Honestly, at this point, I have no idea. I won't accuse Wikileaks of publishing *known* fabrications, at least. Given Assange's personality and the grudge he has against Clinton, I wouldn't entirely put it past him. But even saying that, I wouldn't make that accusation.

However, with the information we have about the *source* of this data? And the known history of Russian information warfare should lead anyone to being concerned about what they're taking at face value. See some of the links on this page for a bit of background on Russia's recent history in this area.


The way Clinton's campaign has responded to the information leaked so far, wouldn't lead me to think it was falsified in any large way.
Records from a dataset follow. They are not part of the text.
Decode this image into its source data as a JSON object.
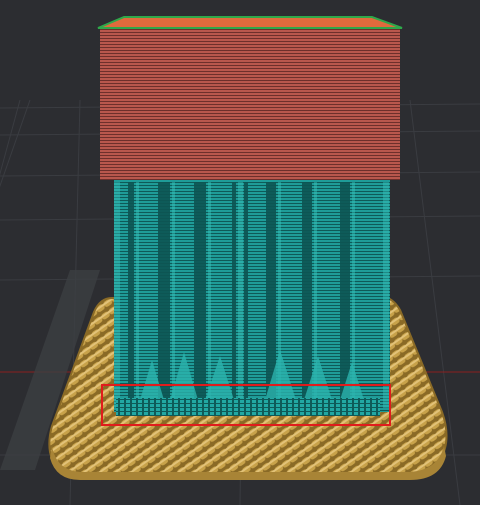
{
  "viewport": {
    "background": "#2c2d31",
    "grid_color": "#3a3c41",
    "x_axis_color": "#8a2020"
  },
  "preview": {
    "raft_color": "#c8a24a",
    "raft_dark": "#8a6a26",
    "support_color": "#1f9c98",
    "support_dark": "#0e5a58",
    "model_color": "#b9574d",
    "model_dark": "#6e2f2b",
    "top_surface_color": "#e06a3c",
    "top_edge_color": "#2fa84a",
    "highlight_box_color": "#e01c1c"
  }
}
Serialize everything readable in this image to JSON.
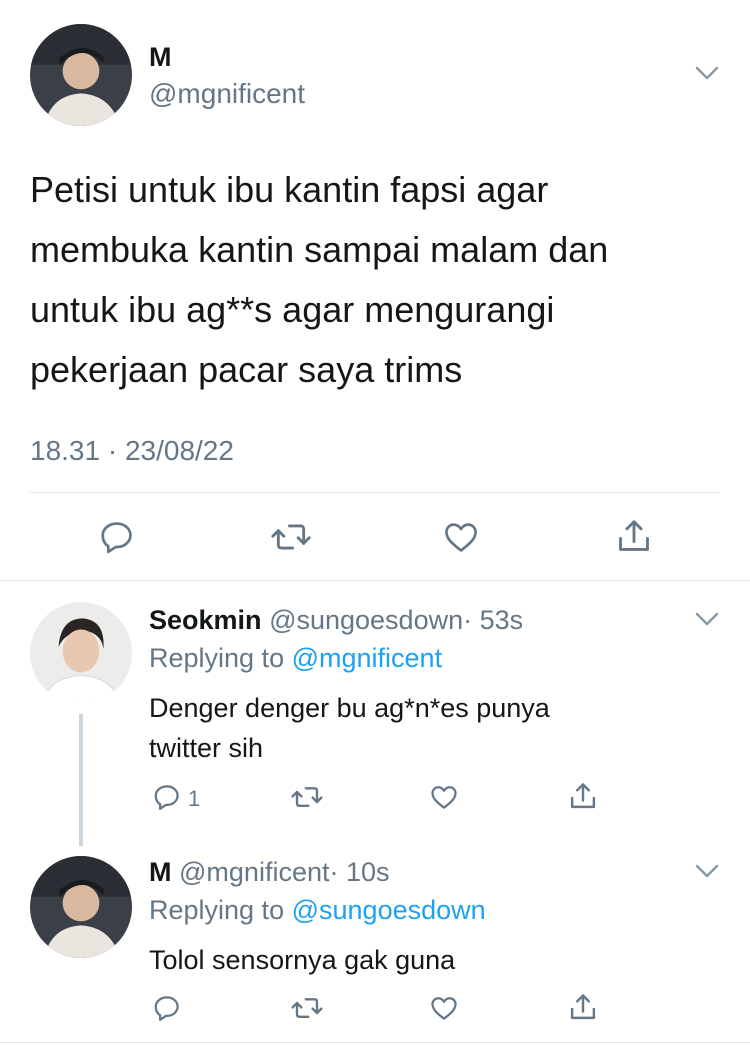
{
  "main_tweet": {
    "display_name": "M",
    "handle": "@mgnificent",
    "text_lines": [
      "Petisi untuk ibu kantin fapsi agar",
      "membuka kantin sampai malam dan",
      "untuk ibu ag**s agar mengurangi",
      "pekerjaan pacar saya trims"
    ],
    "timestamp": "18.31 · 23/08/22"
  },
  "replies": [
    {
      "display_name": "Seokmin",
      "handle": "@sungoesdown",
      "time": "· 53s",
      "replying_label": "Replying to",
      "replying_to": "@mgnificent",
      "text_lines": [
        "Denger denger bu ag*n*es punya",
        "twitter sih"
      ],
      "reply_count": "1"
    },
    {
      "display_name": "M",
      "handle": "@mgnificent",
      "time": "· 10s",
      "replying_label": "Replying to",
      "replying_to": "@sungoesdown",
      "text_lines": [
        "Tolol sensornya gak guna"
      ],
      "reply_count": ""
    }
  ],
  "icons": {
    "reply": "reply-icon",
    "retweet": "retweet-icon",
    "like": "heart-icon",
    "share": "share-icon",
    "more": "chevron-down-icon"
  },
  "colors": {
    "text": "#14171a",
    "secondary": "#657786",
    "link": "#1da1f2",
    "divider": "#e1e8ed"
  }
}
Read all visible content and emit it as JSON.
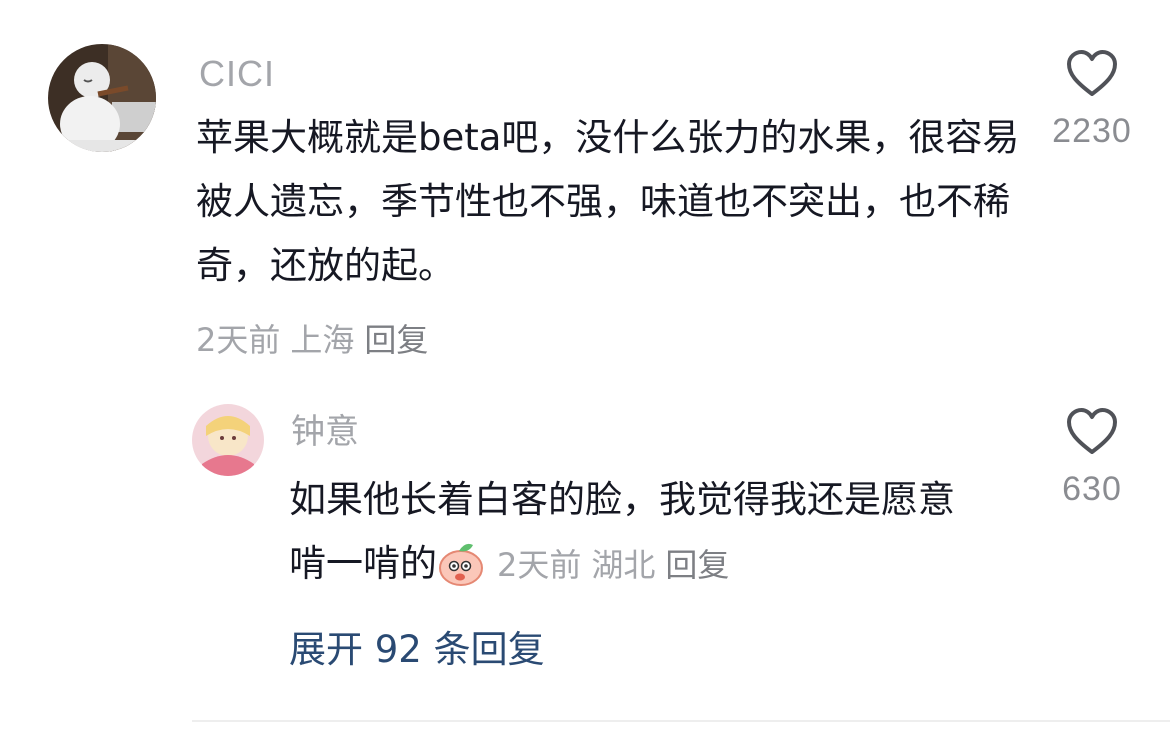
{
  "comment": {
    "author": "CICI",
    "text": "苹果大概就是beta吧，没什么张力的水果，很容易被人遗忘，季节性也不强，味道也不突出，也不稀奇，还放的起。",
    "time": "2天前",
    "location": "上海",
    "reply_label": "回复",
    "likes": "2230"
  },
  "reply": {
    "author": "钟意",
    "text": "如果他长着白客的脸，我觉得我还是愿意啃一啃的",
    "time": "2天前",
    "location": "湖北",
    "reply_label": "回复",
    "likes": "630"
  },
  "expand_label": "展开 92 条回复",
  "icons": {
    "like": "heart-outline-icon",
    "emoji": "peach-emoji-icon"
  },
  "colors": {
    "secondary_text": "#a3a5aa",
    "link": "#2a4a73"
  }
}
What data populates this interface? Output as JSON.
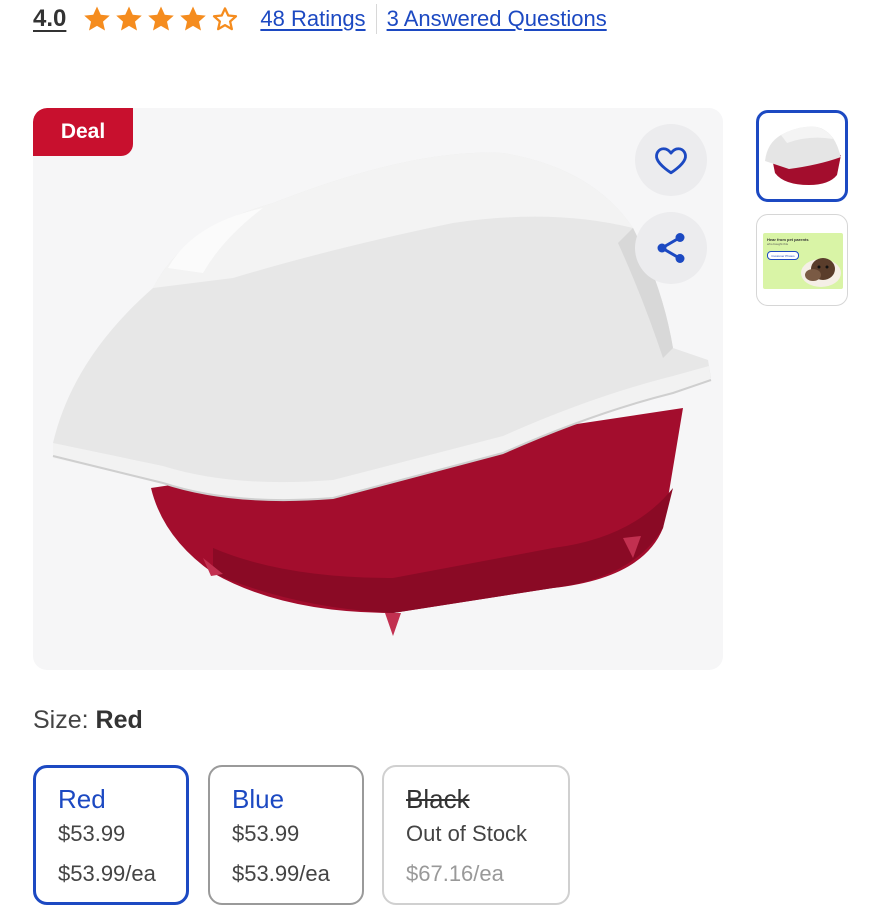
{
  "rating": {
    "value": "4.0",
    "stars": 4,
    "max_stars": 5,
    "ratings_link": "48 Ratings",
    "questions_link": "3 Answered Questions"
  },
  "gallery": {
    "deal_badge": "Deal",
    "favorite_icon": "heart-outline-icon",
    "share_icon": "share-icon",
    "thumbnail_2": {
      "title": "Hear from pet parents",
      "subtitle": "who bought this",
      "button": "Customer Photos"
    }
  },
  "size": {
    "label": "Size:",
    "selected": "Red",
    "options": [
      {
        "name": "Red",
        "price": "$53.99",
        "unit_price": "$53.99/ea"
      },
      {
        "name": "Blue",
        "price": "$53.99",
        "unit_price": "$53.99/ea"
      },
      {
        "name": "Black",
        "price": "Out of Stock",
        "unit_price": "$67.16/ea"
      }
    ]
  },
  "colors": {
    "accent_blue": "#1c49c2",
    "deal_red": "#c8102e",
    "star_orange": "#f58c1e",
    "product_red": "#a30d2d"
  }
}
But, the risk is there and if people get into the habit of taking everything Wikileaks publishes at pure face value, what happens when something *is* modified and the injured party has to defend themselves against something grievous?

Really, the best way to survive American politics is to avoid black and white viewpoints. Never let yourself fall into the trap of feeling like everything has to be good versus evil, or that every argument has two equally valid sides. Be careful, be reserved, and be watchful. But don't be paranoid, and don't get worked up.